To test the efficacy of the PHONESOAP 3.0, I purposely did not use the PHONESOAP XL for five days. I used my iPhone X as I would normally and on day 5 I sampled the front and back of the phone. I had the director of a local laboratory swab the screen of my iPhone XL and the back of my Speck Ultra Presidio case with sterile swabs. I then placed my iPhone X into the PHONESOAP 3.0 and patiently awaited the 10 minutes. At that point, the lid was opened, the front of the iPhone X was swabbed, and then the sides were gripped, and the back was swabbed. The pre-UV cleaned samples were not as spectacular as those seen before the PHONESOAP XL testing. However, neither of the post-UV cleaned specimens had any bacterial growth. Similar to the experiment with the PHONESOAP XL, the PHONESOAP 3.0 did not disappoint.

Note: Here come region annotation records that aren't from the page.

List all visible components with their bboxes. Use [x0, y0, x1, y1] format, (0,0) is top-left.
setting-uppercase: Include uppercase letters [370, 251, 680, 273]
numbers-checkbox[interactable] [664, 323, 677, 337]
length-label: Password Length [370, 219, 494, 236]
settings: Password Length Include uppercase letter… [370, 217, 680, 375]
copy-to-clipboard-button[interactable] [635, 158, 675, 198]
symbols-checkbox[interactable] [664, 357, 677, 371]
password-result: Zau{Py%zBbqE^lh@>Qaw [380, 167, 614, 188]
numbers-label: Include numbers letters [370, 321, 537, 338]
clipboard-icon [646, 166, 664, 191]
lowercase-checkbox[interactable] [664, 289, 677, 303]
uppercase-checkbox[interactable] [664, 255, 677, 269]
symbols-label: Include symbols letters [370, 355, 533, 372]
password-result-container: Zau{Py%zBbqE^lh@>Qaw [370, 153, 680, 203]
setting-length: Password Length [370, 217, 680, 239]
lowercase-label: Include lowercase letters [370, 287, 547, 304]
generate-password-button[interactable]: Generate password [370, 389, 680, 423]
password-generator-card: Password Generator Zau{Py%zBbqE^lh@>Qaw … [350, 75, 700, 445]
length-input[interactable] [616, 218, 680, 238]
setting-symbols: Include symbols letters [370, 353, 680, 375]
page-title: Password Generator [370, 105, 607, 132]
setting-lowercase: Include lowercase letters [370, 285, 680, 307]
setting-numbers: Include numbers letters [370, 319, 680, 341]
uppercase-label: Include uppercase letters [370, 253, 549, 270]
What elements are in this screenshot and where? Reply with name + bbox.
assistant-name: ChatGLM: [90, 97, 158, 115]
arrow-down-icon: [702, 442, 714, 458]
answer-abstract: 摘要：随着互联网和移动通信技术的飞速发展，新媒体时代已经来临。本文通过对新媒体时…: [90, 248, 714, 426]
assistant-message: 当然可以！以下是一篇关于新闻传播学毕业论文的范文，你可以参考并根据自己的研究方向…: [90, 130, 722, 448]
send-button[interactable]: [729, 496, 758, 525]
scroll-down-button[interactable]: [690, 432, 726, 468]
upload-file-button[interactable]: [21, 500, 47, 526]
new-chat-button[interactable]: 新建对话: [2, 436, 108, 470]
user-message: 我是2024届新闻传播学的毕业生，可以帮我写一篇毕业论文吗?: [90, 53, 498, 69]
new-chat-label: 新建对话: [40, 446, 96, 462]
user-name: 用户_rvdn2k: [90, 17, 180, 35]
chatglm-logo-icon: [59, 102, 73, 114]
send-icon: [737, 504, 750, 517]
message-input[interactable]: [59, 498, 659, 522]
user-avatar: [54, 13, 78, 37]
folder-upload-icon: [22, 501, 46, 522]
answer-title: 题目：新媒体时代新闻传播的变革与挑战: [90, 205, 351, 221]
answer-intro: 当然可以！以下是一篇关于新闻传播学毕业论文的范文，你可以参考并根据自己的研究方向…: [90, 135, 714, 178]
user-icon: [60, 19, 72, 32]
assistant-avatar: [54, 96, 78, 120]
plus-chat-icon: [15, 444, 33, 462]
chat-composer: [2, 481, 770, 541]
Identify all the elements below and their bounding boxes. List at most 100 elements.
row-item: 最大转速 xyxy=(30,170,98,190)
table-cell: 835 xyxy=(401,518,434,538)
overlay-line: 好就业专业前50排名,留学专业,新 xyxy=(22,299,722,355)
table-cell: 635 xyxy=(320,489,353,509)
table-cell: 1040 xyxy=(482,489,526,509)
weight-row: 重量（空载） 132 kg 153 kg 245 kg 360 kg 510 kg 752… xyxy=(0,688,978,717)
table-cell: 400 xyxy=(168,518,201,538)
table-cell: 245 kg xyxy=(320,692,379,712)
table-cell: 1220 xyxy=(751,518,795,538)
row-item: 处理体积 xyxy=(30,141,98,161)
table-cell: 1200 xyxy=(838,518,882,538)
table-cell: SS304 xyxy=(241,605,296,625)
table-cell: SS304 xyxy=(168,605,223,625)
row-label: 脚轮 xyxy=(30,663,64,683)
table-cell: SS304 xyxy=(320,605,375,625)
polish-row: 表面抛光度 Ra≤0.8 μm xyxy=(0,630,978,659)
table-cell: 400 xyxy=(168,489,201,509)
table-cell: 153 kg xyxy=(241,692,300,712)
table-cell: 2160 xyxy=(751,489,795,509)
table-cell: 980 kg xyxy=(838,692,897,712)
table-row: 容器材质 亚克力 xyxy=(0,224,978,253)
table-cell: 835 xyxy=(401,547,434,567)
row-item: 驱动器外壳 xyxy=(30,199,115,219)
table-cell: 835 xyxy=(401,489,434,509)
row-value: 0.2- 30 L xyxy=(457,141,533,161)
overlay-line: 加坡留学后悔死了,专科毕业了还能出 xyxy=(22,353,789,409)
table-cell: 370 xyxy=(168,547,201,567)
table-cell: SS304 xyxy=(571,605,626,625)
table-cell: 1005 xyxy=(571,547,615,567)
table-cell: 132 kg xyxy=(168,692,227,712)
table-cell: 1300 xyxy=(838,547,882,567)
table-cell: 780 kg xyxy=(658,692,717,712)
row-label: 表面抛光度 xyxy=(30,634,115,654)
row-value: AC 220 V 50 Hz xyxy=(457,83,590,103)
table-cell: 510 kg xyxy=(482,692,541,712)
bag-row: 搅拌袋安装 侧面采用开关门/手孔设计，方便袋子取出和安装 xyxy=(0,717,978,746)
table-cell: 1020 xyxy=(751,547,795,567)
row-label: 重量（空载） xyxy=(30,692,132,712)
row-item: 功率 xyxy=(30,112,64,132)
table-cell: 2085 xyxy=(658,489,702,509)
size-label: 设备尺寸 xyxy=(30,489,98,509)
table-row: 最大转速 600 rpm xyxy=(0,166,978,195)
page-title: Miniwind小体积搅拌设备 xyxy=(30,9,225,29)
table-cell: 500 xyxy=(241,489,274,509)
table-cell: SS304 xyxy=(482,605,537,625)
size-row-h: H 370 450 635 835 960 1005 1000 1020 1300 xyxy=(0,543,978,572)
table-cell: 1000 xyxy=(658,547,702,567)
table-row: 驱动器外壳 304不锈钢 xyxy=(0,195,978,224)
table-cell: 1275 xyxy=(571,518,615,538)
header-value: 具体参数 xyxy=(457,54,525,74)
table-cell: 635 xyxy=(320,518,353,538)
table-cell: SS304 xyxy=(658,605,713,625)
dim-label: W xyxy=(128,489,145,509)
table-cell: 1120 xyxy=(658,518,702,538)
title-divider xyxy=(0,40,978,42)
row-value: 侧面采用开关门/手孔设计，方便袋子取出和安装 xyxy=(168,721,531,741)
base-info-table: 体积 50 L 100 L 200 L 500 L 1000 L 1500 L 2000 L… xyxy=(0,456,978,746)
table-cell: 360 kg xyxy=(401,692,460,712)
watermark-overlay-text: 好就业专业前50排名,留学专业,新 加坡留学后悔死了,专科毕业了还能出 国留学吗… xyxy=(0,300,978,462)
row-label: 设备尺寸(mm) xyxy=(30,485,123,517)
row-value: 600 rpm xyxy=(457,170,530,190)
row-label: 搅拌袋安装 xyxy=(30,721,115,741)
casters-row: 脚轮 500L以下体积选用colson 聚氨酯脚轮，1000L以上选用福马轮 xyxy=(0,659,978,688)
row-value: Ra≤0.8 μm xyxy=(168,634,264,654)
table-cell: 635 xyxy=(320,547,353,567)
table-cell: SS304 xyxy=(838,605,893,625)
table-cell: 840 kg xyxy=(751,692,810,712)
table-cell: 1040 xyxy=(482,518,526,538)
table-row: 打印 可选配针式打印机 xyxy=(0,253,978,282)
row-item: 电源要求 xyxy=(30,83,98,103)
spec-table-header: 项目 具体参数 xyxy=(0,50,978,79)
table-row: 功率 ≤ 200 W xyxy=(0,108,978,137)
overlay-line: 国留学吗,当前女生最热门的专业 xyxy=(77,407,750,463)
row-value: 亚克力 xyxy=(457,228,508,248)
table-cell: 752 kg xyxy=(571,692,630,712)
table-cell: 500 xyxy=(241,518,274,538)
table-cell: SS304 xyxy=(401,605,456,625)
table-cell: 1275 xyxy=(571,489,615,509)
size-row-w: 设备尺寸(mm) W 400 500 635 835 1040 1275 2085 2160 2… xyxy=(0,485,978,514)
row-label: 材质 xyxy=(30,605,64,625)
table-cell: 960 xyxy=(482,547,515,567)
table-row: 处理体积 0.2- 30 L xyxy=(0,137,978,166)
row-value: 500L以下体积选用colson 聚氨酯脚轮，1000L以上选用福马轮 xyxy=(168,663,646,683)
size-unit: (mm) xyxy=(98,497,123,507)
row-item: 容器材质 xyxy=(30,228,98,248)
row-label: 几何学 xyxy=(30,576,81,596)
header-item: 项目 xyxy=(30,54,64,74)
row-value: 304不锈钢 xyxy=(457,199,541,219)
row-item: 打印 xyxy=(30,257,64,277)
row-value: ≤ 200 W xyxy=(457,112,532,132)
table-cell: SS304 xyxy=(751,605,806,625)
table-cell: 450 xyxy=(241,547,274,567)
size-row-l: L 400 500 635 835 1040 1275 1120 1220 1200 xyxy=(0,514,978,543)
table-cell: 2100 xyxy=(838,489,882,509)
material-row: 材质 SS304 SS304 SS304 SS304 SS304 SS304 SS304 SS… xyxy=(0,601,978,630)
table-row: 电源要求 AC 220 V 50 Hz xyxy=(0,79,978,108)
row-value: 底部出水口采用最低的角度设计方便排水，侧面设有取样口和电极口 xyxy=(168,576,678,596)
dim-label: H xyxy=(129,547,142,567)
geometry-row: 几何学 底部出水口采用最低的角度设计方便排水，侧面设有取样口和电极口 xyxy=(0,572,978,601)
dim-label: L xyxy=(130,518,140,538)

I did not specifically test the sides of the phone, which may have hidden a little from the UV light. The inside of the PHONESOAP XL had more UV lights and more reflective surfaces, which seemed to cover the entire surface of a tablet or phone. Despite this testing limitation, I felt that the claim of 99.9% germ reduction was accurate. The USB-C output was tested using a DROK USB-C LCD Multimeter. Using a USB-C to Lightning cable, I found that my phone charged at 5V/1.25–1.27A. The convenient aspect of the cleaner is that you can place your phone into the cleaner overnight and allow it to charge. After ten minutes, the UV lights will extinguish, and you can enjoy a fully charged device when you awake the following am. There is a place for both the PHONESOAP 3.0 and PHONESOAP XL in my life, but I preferred the XL. I did not like the charging plug of the PHONESOAP 3.0, and this may limit the ability for some people to use the device. The cleaning well will accommodate a Plus sized iPhone and my wife’s iPhone 7 with a Pop Socket. Similar to the XL review completed previously, the PHONESOAP 3.0 agar testing was amazing. I would rate this device at 4/5 stars and the PHONESOAP XL 5/5 stars.